Tarangire National Park is the strongest elephant park on the northern circuit and holds the densest dry season herds in the country. The Serengeti and the Ngorongoro Conservation Area also hold strong populations. Legend Expeditions builds Tarangire into most northern circuit itineraries specifically for its elephant viewing.
When is the best time for elephants?
Elephants are resident year round, but the dry season from June to October is the peak. Shrinking water forces herds to concentrate along rivers and waterholes, making sightings easier and more dramatic. In Tarangire the river becomes the single focal point for hundreds of elephants from late August onward.
How dangerous are elephants on safari?
Elephants are extremely intelligent and generally tolerant of vehicles, but they demand more respect than any other animal in the bush. A bull in musth or a mother with a small calf can become genuinely dangerous if approached too closely. Inside a properly managed Legend Expeditions drive the risk is very low.
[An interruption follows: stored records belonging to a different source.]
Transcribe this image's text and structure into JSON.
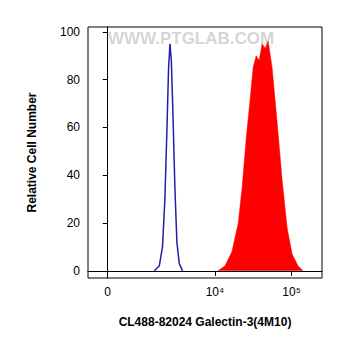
{
  "chart_data": {
    "type": "histogram",
    "x_label": "CL488-82024 Galectin-3(4M10)",
    "y_label": "Relative Cell Number",
    "annotations": [
      "WWW.PTGLAB.COM"
    ],
    "xlim": [
      -500,
      250000
    ],
    "xticks": [
      0,
      {
        "value": 10000,
        "label": "10⁴"
      },
      {
        "value": 100000,
        "label": "10⁵"
      }
    ],
    "ylim": [
      -3,
      102
    ],
    "yticks": [
      0,
      20,
      40,
      60,
      80,
      100
    ],
    "grid": false,
    "series": [
      {
        "type": "line",
        "color": "#2020a8",
        "x": [
          1520,
          1800,
          2000,
          2160,
          2310,
          2430,
          2540,
          2650,
          2790,
          2960,
          3150,
          3390,
          3750
        ],
        "values": [
          0,
          2,
          10,
          30,
          60,
          85,
          95,
          88,
          65,
          35,
          12,
          3,
          0
        ]
      },
      {
        "type": "area",
        "color": "#ff0000",
        "x": [
          10950,
          13500,
          16700,
          20200,
          22700,
          25600,
          28900,
          31600,
          34600,
          37800,
          41400,
          45300,
          49600,
          55900,
          65000,
          75500,
          87700,
          101900,
          122000,
          141700
        ],
        "values": [
          0,
          2,
          8,
          20,
          35,
          55,
          72,
          85,
          90,
          88,
          95,
          93,
          96,
          85,
          62,
          38,
          18,
          7,
          2,
          0
        ]
      }
    ]
  }
}
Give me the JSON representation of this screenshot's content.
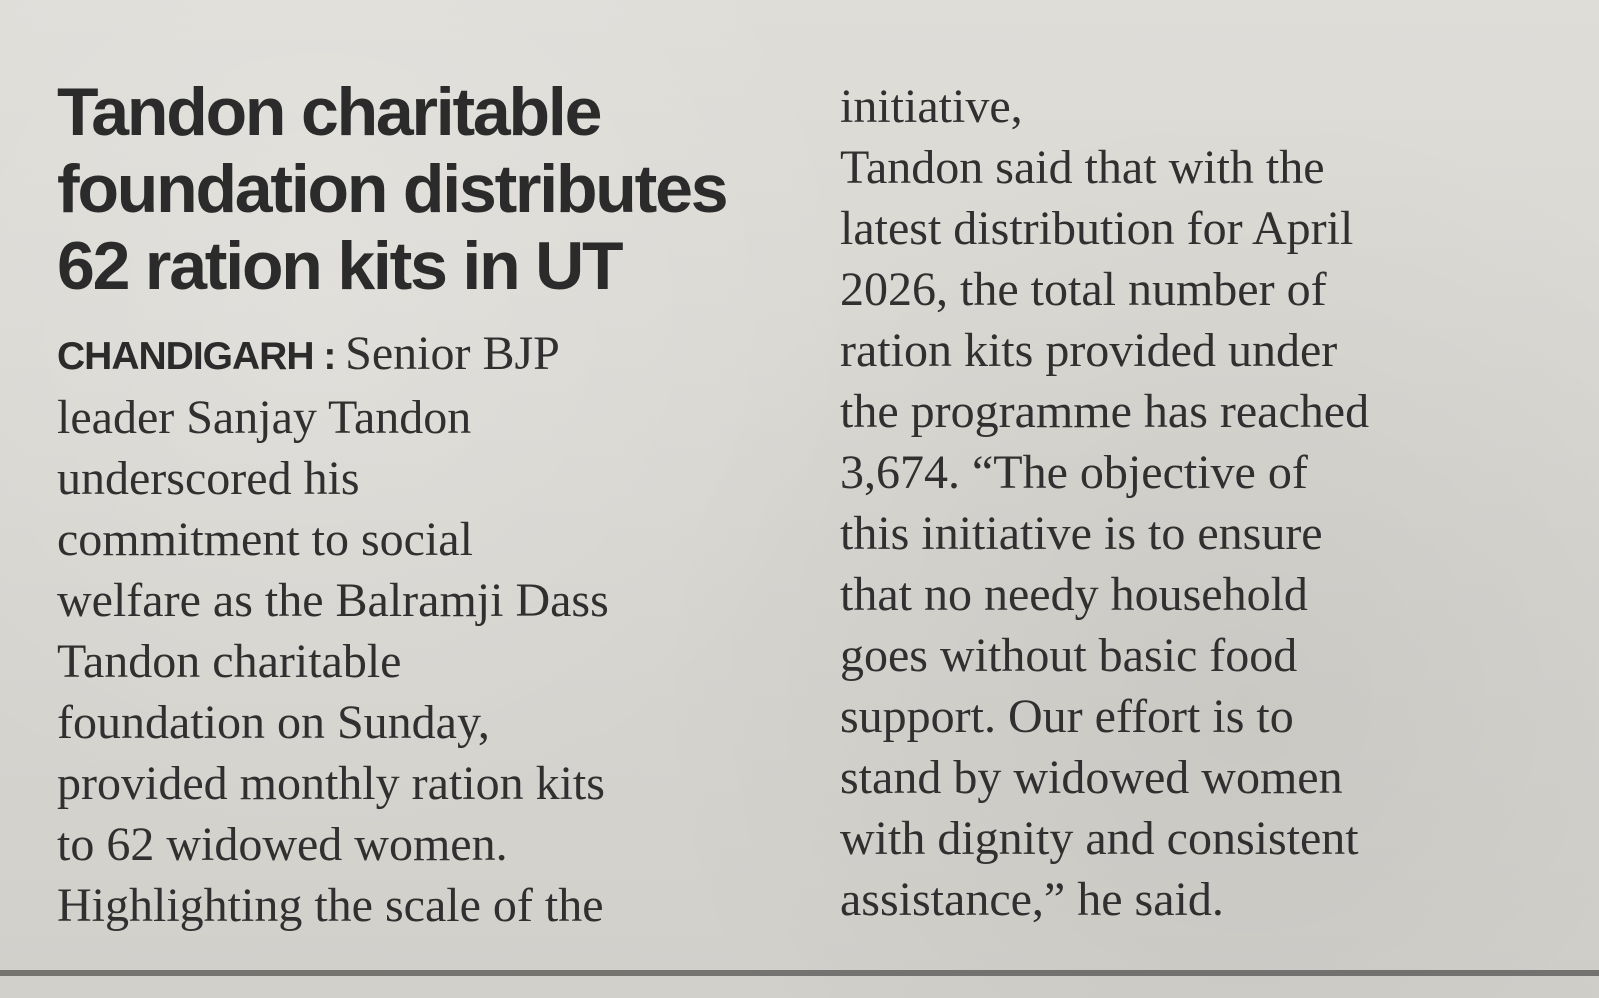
{
  "top_fragment": "· · · · · · · ·",
  "article": {
    "headline": "Tandon charitable\nfoundation distributes\n62 ration kits in UT",
    "dateline": "CHANDIGARH : ",
    "left_body": "Senior BJP\nleader Sanjay Tandon\nunderscored his\ncommitment to social\nwelfare as the Balramji Dass\nTandon charitable\nfoundation on Sunday,\nprovided monthly ration kits\nto 62 widowed women.\nHighlighting the scale of the",
    "right_body": "initiative,\nTandon said that with the\nlatest distribution for April\n2026, the total number of\nration kits provided under\nthe programme has reached\n3,674. “The objective of\nthis initiative is to ensure\nthat no needy household\ngoes without basic food\nsupport. Our effort is to\nstand by widowed women\nwith dignity and consistent\nassistance,” he said."
  },
  "colors": {
    "paper": "#d8d6d1",
    "ink": "#2b2b2b"
  }
}
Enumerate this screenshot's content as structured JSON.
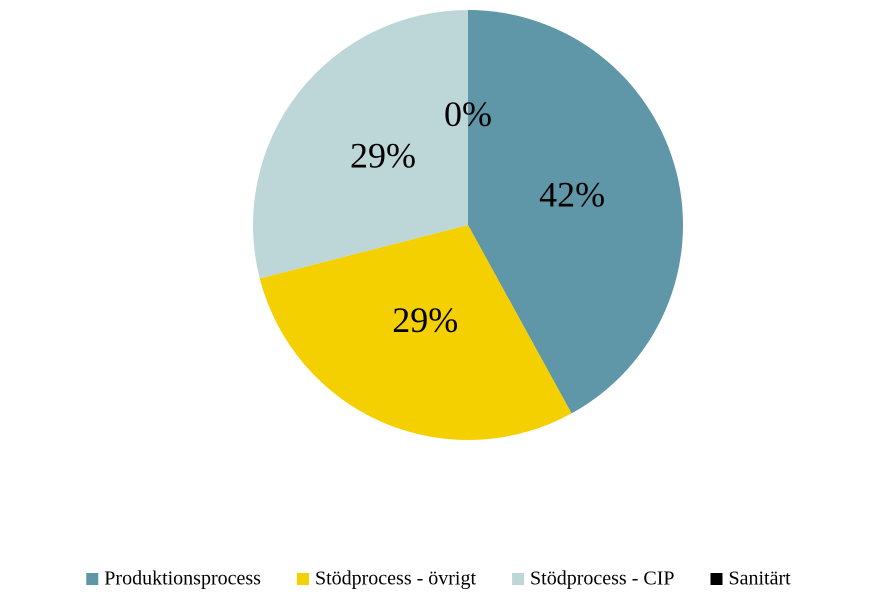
{
  "chart_data": {
    "type": "pie",
    "categories": [
      "Produktionsprocess",
      "Stödprocess - övrigt",
      "Stödprocess - CIP",
      "Sanitärt"
    ],
    "values": [
      42,
      29,
      29,
      0
    ],
    "value_labels": [
      "42%",
      "29%",
      "29%",
      "0%"
    ],
    "colors": [
      "#5f97a8",
      "#f5d000",
      "#bdd7d9",
      "#000000"
    ],
    "legend": "bottom"
  }
}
Why are African elephants endangered?
African savanna elephants were reclassified as Endangered by the IUCN in 2021 after decades of poaching, habitat loss and human wildlife conflict. Tanzania lost around 60 percent of its elephants between 2009 and 2014 during the worst of the ivory crisis. Populations in protected areas have since begun to stabilise.
Can you see newborn elephant calves?
Yes. Elephant calves are born year round in Tanzania, with a slight peak around the rainy season, so there is always a chance of seeing very young calves in any herd you encounter. Tarangire herds regularly include calves of varying ages, and watching a week old elephant learn to use its trunk is one of the best moments on a drive.
How long do elephants live?
Wild African elephants typically live 60 to 70 years. Their lifespan is ultimately limited by tooth wear, because elephants grow six sets of molars over a lifetime and cannot chew tough vegetation once the last set wears down. This is why old elephants seek out soft marsh grasses, and where the elephant graveyard myth originally came from.